Cuba plans to drill in water deeper than failed BP oil well
WASHINGTON – Cuba is expected to begin drilling offshore for oil and gas as soon as next year in waters deeper than those the Deepwater Horizon rig was drilling in when it exploded in the Gulf of Mexico in April.
The Spanish energy company Repsol, which drilled an exploratory well in 2004 off the coast near Havana, has contracted to drill the first of several exploratory wells with a semi-submersible rig that is expected to arrive in Cuba at the end of the year, said Jorge Pinon, an energy expert and visiting research fellow at the Cuban Research Institute at Florida International University.
He said the rig is expected to begin drilling in 5,600 feet of water about 22 miles north of Havana and 65 miles south of Florida’s Marquesas Keys. The oil reservoir is thought to lie 13,000 feet below the seafloor. The Deepwater Horizon rig was drilling in about 5,000 feet of water when it exploded April 20, touching off the oil spill that fixated the Gulf region throughout the spring and summer.
Luis Alberto Barreras Canizo, of Cuba’s Ministry of Science, Technology and the Environment, confirmed the drilling plans in an interview this week in Sarasota, Fla., where he was one of 20 Cuban scientists who met with scientists from the U.S. and Mexico to finalize a long-term marine research and conservation plan for the three countries.
“Cuba needs to find its oil. It’s a resource Cuba needs,” Barreras Canizo said.
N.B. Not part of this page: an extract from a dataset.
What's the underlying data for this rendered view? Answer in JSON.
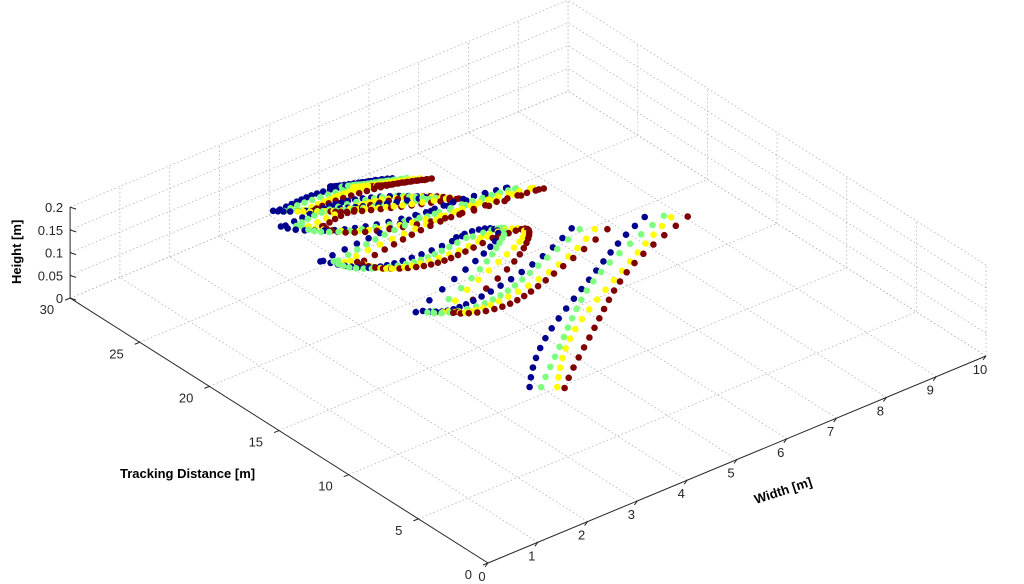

Environmentalists said the prospect of rigs just miles from Florida could intensify pressure for the U.S. to engage in talks with its Cold War antagonist to prevent ecological damage.
“We have a selfish interest in talking with Cuba,” said David Guggenheim, a conference organizer and senior fellow at the Ocean Foundation in Washington.
Guggenheim, who has worked on marine research and conservation issues with Cuba for nearly a decade and helped that country track the trajectory of the Deepwater Horizon spill, said computer modeling shows that oil from a spill off Cuba’s coast could end up in U.S. waters – chiefly the Florida Keys and the east coast of Florida.
Barreras Canizo said he isn’t worried about the ecological affects of offshore drilling. “The Cuban environmental framework is very progressive,” he said.
Daniel Whittle, the Cuba program director for the Environmental Defense Fund, who recently returned from the island, said the country is “taking a very close look at the lessons learned from the BP oil spill. I can say they’re determined to do it right. The international consequences of doing it wrong are all something they’d like to avoid.”